Even in prison, Trotta refused a formal paying job because he did not want his wages to go toward the restitution he owes.

“I refuse to pay restitution to that genocidal criminal conspiracy, which is what that base down in Georgia is,” he told CNS.

Instead, he accepted the task of cleaning two bathrooms every day but Sunday. “Apparently, I was really good at it,” he said. “Everyone congratulated me for it.”

Despite his release from Otisville, Trotta continues to serve his prison term, which ends Nov. 23. His case manager “reminds me it’s not that far away,” he said.

In New Hampshire, Hennessy told CNS she is hoping soon to be released to home confinement for the remaining months of her prison term.

Not knowing when or if she will be allowed to travel the 100 miles to her home in eastern Vermont to be with her husband, Scott Melanson, and her grandchildren is troubling, Hennessy said.

She described her time in prison as “difficult, very stressful.” She was placed in quarantine for three weeks when she arrived in Danbury in December because of the coronavirus pandemic.

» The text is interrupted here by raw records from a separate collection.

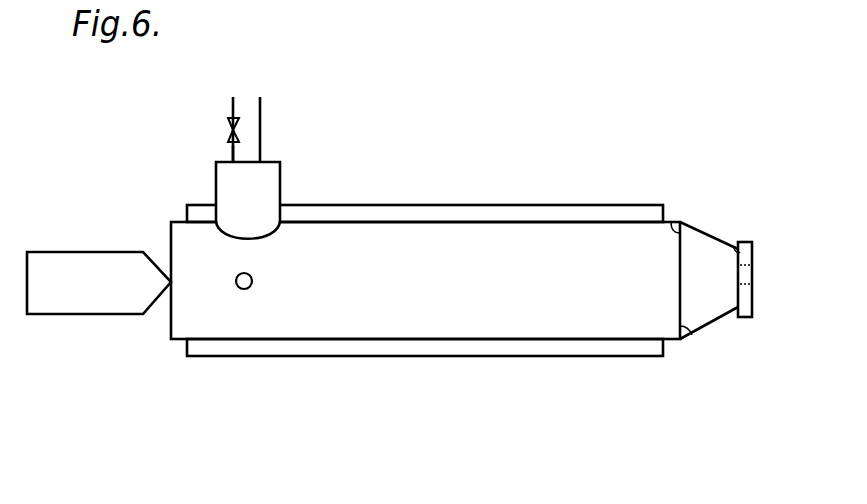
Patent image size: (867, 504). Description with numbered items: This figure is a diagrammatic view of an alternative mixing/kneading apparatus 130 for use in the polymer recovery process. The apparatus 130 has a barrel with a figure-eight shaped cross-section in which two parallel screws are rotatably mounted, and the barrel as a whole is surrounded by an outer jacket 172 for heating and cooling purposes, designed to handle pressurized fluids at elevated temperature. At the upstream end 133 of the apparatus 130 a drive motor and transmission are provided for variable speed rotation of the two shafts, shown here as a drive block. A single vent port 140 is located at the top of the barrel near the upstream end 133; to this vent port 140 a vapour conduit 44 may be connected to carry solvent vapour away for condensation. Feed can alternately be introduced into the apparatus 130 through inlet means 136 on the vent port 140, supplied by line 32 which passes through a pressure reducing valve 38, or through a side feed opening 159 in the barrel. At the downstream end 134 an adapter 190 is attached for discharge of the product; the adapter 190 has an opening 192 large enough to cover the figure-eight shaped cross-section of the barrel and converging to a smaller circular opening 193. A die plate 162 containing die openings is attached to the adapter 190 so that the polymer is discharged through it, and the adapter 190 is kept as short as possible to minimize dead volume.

The line 32 is at (233, 97).
The pressure reducing valve 38 is at (230, 133).
The vapour conduit 44 is at (260, 103).
The apparatus 130 is at (233, 315).
The upstream end 133 is at (170, 323).
The downstream end 134 is at (672, 220).
The inlet means 136 is at (233, 148).
The vent port 140 is at (281, 189).
The side feed opening 159 is at (251, 287).
The die plate 162 is at (752, 309).
The outer jacket 172 is at (467, 358).
The adapter 190 is at (721, 325).
The opening 192 is at (693, 338).
The circular opening 193 is at (733, 247).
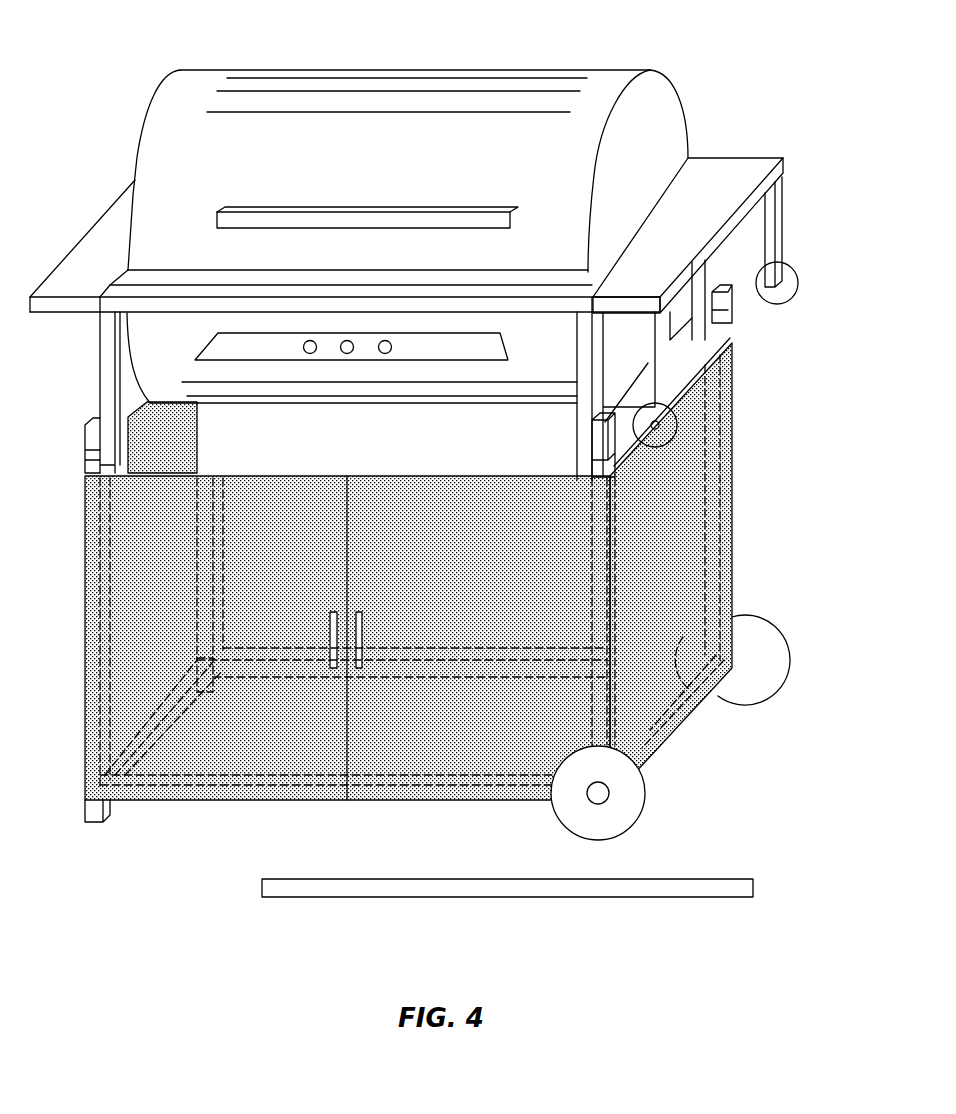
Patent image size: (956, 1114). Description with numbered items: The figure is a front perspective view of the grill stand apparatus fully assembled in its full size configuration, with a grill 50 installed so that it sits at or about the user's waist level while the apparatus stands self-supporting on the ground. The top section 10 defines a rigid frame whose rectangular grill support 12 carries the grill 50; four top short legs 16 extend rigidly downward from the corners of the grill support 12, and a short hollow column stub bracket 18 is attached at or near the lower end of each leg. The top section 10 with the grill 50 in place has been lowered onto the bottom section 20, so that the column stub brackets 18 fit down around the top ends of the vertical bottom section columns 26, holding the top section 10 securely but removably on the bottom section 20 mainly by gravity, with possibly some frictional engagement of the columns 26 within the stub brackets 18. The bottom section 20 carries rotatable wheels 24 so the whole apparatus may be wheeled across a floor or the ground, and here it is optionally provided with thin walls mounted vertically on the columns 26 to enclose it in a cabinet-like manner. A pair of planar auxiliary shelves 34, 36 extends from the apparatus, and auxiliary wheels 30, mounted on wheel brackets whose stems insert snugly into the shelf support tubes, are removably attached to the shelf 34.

The top section 10 is at (133, 35).
The grill support 12 is at (247, 303).
The top short legs 16 is at (108, 385).
The column stub brackets 18 is at (92, 440).
The bottom section 20 is at (216, 853).
The wheels 24 is at (633, 794).
The bottom section columns 26 is at (97, 653).
The auxiliary wheels 30 is at (793, 277).
The auxiliary shelf 34 is at (762, 157).
The auxiliary shelf 36 is at (97, 230).
The grill 50 is at (610, 83).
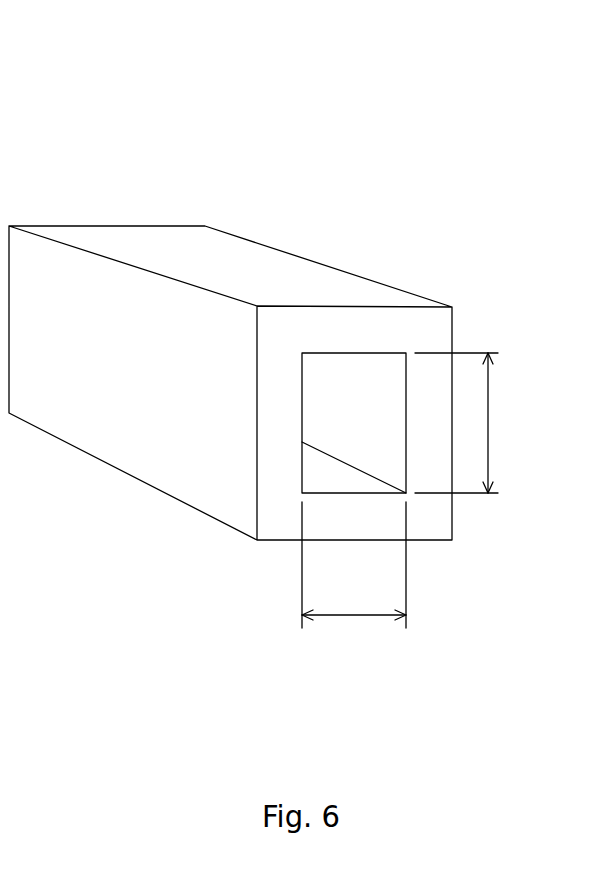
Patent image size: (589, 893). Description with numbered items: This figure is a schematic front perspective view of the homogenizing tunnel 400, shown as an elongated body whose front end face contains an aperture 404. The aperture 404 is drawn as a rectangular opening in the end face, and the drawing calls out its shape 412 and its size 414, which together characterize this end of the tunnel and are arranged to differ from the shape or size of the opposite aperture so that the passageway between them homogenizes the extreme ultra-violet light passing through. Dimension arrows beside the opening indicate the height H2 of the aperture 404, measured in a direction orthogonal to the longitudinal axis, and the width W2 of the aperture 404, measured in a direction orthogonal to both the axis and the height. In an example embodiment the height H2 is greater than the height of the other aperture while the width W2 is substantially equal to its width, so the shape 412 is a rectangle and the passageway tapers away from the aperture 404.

The homogenizing tunnel 400 is at (275, 117).
The aperture 404 is at (287, 443).
The shape 412 is at (325, 352).
The size 414 is at (363, 370).
The height H2 is at (490, 399).
The width W2 is at (354, 615).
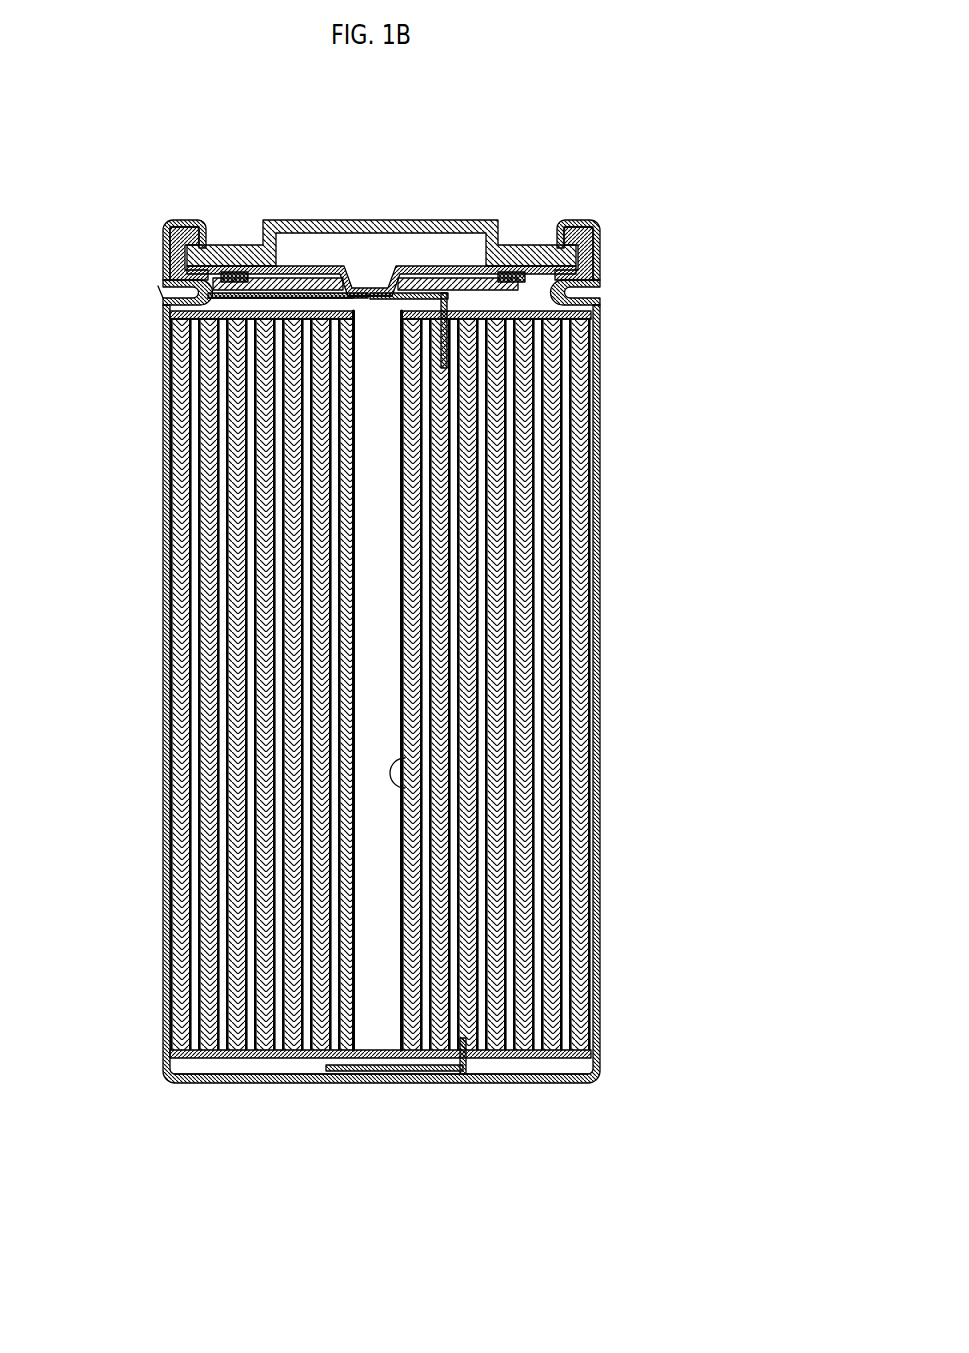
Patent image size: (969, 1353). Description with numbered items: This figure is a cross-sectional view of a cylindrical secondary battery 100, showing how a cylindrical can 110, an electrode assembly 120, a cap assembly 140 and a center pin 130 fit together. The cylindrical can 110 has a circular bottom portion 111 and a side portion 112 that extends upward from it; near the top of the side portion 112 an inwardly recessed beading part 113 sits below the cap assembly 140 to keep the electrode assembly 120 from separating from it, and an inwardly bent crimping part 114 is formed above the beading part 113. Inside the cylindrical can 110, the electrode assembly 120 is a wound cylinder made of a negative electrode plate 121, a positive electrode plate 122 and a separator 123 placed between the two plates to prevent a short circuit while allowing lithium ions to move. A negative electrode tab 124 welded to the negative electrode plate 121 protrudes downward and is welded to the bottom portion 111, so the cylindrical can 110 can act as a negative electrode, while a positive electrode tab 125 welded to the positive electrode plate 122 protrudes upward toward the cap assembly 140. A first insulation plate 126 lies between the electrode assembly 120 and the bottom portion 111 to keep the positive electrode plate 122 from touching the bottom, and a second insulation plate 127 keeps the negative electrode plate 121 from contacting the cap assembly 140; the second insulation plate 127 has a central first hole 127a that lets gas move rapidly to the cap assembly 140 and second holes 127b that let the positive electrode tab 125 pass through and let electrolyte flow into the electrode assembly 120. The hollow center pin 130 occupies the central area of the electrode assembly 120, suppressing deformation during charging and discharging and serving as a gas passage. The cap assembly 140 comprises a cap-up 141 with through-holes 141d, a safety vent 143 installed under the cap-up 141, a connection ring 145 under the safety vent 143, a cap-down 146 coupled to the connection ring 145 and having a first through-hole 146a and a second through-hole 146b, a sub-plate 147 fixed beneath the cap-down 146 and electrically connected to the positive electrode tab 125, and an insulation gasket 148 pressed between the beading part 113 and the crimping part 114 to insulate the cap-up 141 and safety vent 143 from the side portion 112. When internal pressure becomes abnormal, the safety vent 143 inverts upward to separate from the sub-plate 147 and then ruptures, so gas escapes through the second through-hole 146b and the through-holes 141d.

The secondary battery 100 is at (655, 155).
The cylindrical can 110 is at (612, 972).
The bottom portion 111 is at (510, 1075).
The side portion 112 is at (595, 895).
The beading part 113 is at (590, 281).
The crimping part 114 is at (566, 218).
The electrode assembly 120 is at (692, 577).
The negative electrode plate 121 is at (598, 582).
The positive electrode plate 122 is at (555, 690).
The separator 123 is at (570, 633).
The negative electrode tab 124 is at (370, 1063).
The positive electrode tab 125 is at (592, 338).
The first insulation plate 126 is at (232, 1050).
The second insulation plate 127 is at (330, 290).
The first hole 127a is at (372, 300).
The second holes 127b is at (335, 300).
The center pin 130 is at (405, 788).
The cap assembly 140 is at (224, 172).
The cap-up 141 is at (475, 235).
The through-holes 141d is at (344, 240).
The safety vent 143 is at (436, 284).
The connection ring 145 is at (210, 215).
The cap-down 146 is at (518, 258).
The first through-hole 146a is at (378, 284).
The second through-hole 146b is at (275, 236).
The sub-plate 147 is at (153, 285).
The insulation gasket 148 is at (595, 237).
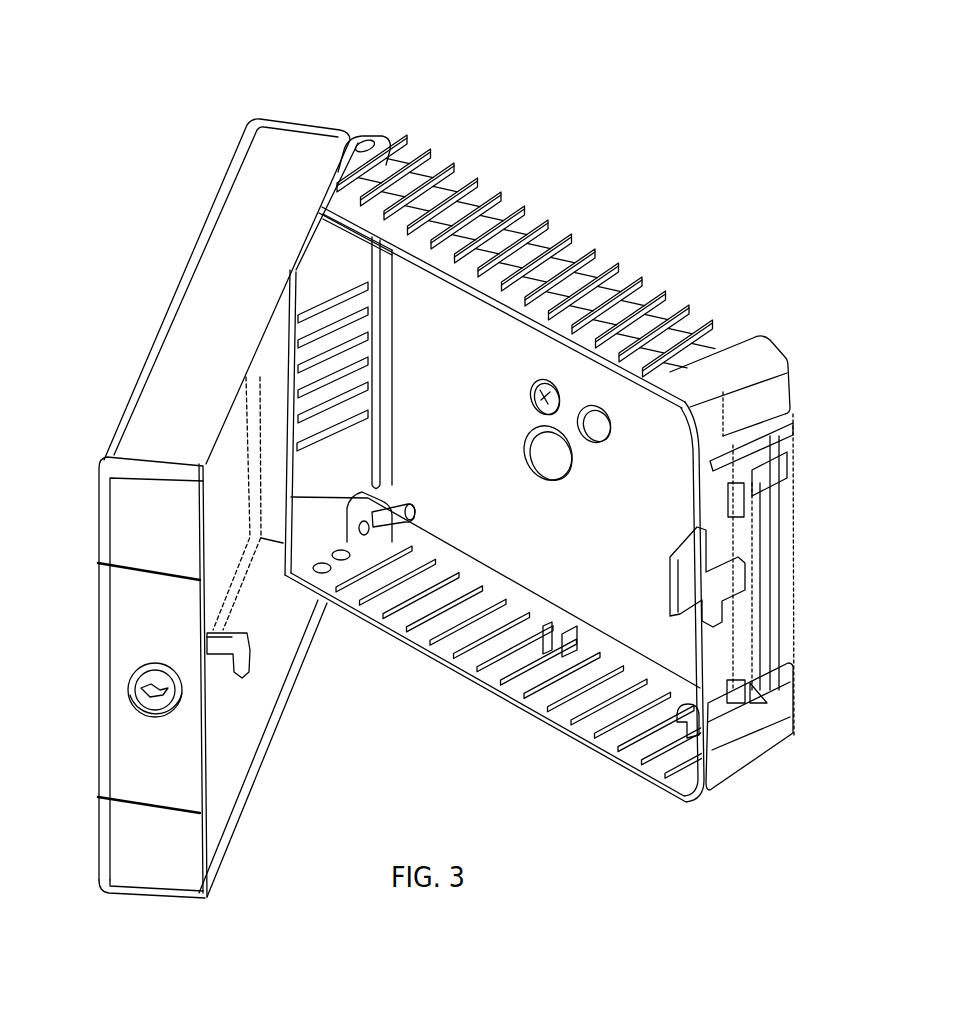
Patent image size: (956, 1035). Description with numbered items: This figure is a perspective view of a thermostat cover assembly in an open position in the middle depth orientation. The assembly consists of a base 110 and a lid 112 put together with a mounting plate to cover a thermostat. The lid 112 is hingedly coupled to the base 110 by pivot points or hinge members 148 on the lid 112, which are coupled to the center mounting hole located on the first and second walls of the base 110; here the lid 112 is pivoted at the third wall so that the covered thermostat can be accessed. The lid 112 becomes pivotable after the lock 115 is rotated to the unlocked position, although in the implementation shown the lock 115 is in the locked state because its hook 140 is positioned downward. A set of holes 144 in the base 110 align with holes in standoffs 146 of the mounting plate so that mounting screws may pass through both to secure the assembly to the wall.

She had no access to writing tools, a telephone, adequate clothing or even toothpaste at first.

“It took three days to get me toilet paper. I had to bang on the door so they could let me out to use the toilet. I went two weeks without a hair comb,” said Hennessy, who has long hair.

When Hennessy was finally able to mix with the other women at Danbury, there was little for anyone to do. The pandemic forced prison officials to suspend most programming. “So I kept busy reading, writing, praying and a daily exercise routine outside,” she said.

Hennessy explained that she saw deficiencies in physical and mental health care for the women at Danbury, many of whom were convicted of nonviolent crimes involving money scams and gambling.

“A lot of women who were in there did not need to be in there. The judicial system, it’s corrupt, it’s a money-making scheme. That’s the biggest concern I have. The system is punitive and profiteering. It has nothing to do with restorative justice,” Hennessy said.

Despite the upheaval in their lives, especially since entering prison late in 2020, both Hennessy and Trotta said they have no regrets for their plowshares action.

For Hennessy, silence is not an option.

For Trotta, “It was the right thing to do.”